There is something enticing about closing time. Even the most ordinary supermarket, post-office or call-centre turns into a magical place when the doors are shut and the alarm system is turned on. Everyone who has read Matt Thorne’s Eight Minutes Idle knows what I mean. Everyone who has ever worked in a bar knows too that the staff-after-parties are much cooler than the parties the costumers have during opening hours. It’s hard to imagine what the Science Museum is like after six, so you can picture how excited Bronagh, Anneka and I were Monday night, during the launch of a new Science Museum Booklet: Albertopolis Disparu by Tony White.
The presentation took place in front of the Listening Post, and as long as copies are available, they will be handed out for free on the same spot. This spot was chosen because this enchanting machine, which projects live messages from internet chat rooms onto a giant grid of small screens, was the inspiration for the short story.
As the writer in residence at the Science Museum, White says he came across the preface to a lost work by author James Colvin. The structure of a main story embedded within several narratives is similar to Mary Shelley’s Frankenstein and typical for the Steampunk tradition this work is placed within. I don't want to spoil it for you, so I'll tell you no more, except that it made me laugh.

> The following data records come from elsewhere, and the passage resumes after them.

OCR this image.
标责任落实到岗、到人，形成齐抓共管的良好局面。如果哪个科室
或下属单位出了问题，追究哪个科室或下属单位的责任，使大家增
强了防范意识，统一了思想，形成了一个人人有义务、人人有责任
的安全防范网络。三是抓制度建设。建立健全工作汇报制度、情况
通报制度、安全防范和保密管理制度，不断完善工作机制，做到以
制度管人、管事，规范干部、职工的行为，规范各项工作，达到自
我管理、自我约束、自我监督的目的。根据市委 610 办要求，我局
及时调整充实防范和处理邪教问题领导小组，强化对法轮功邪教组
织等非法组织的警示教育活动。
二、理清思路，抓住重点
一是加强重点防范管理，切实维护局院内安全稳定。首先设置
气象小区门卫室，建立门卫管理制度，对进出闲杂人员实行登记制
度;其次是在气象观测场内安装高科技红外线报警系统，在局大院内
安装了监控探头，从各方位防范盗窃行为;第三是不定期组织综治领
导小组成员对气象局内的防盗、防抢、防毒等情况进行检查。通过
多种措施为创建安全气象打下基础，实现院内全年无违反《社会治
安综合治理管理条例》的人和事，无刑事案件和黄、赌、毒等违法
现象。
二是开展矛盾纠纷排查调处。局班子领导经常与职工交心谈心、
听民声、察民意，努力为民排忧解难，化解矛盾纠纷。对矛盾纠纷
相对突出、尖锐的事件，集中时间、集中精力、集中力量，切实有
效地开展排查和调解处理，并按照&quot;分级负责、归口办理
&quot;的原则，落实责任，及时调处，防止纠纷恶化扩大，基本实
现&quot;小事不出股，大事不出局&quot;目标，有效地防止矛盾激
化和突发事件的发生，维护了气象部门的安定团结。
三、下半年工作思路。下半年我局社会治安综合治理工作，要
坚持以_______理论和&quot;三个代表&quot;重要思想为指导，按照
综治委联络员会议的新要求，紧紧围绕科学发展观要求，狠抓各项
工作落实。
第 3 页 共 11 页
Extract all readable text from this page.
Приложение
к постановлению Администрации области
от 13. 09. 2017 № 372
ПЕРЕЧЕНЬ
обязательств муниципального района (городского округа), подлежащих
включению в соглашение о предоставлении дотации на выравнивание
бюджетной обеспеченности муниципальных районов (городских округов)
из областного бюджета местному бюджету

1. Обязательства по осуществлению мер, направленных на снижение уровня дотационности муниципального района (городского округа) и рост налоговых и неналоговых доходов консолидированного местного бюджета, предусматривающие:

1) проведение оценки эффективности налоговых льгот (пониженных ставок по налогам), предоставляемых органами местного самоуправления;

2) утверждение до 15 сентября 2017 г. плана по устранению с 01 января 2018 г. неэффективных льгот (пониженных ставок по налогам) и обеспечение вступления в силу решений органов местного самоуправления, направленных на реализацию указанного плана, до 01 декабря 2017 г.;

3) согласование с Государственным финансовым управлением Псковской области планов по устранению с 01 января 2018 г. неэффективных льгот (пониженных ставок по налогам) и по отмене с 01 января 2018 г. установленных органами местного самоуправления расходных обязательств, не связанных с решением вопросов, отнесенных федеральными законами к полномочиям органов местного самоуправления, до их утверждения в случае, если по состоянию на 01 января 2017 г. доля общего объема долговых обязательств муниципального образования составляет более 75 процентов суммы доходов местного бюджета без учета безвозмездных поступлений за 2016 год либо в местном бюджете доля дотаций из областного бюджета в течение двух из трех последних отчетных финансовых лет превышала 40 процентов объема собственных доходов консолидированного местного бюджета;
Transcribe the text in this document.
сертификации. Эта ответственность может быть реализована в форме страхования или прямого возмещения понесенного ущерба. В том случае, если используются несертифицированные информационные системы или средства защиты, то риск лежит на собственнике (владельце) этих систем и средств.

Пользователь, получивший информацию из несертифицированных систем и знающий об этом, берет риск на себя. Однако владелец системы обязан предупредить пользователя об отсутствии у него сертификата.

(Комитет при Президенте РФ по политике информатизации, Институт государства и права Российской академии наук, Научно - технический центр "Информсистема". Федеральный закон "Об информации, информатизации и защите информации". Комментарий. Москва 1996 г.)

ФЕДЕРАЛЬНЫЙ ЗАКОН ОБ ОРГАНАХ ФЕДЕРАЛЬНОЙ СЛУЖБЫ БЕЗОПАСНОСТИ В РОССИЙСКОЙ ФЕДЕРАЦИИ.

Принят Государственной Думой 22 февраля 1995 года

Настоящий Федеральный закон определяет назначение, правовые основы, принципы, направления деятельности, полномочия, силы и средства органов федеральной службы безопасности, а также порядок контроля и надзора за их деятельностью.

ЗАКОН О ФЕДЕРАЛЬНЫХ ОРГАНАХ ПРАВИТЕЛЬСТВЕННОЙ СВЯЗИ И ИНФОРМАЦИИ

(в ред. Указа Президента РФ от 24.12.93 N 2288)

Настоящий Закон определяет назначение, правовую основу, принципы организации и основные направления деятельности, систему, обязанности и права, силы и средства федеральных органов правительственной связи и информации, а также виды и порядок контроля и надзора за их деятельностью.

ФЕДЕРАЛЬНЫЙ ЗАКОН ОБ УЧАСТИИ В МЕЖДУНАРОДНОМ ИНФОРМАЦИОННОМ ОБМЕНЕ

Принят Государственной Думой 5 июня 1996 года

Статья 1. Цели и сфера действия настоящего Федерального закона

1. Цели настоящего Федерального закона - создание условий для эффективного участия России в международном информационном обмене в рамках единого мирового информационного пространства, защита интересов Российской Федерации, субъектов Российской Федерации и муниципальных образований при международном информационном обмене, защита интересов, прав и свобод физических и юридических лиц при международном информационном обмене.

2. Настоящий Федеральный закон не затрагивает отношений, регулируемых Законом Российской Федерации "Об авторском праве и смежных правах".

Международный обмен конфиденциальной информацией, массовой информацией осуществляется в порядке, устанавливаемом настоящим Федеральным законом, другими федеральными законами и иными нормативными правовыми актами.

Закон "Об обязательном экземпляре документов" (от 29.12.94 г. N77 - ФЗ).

Now, if you’re in the vicinity of London, I suggest you hurry to South Kensington and pick up this wicked little piece of art. Apparently, the green cabman’s shelter opposite the V&A has resumed the tradition of educating taxi drivers by handing out free copies of this Science Museum Booklet. But for ordinary human beings the booklet is available at the Waterstone’s in the Science Museum and next to the Listening Post in the museum. And if you’re not in London, I suggest you download the PDF.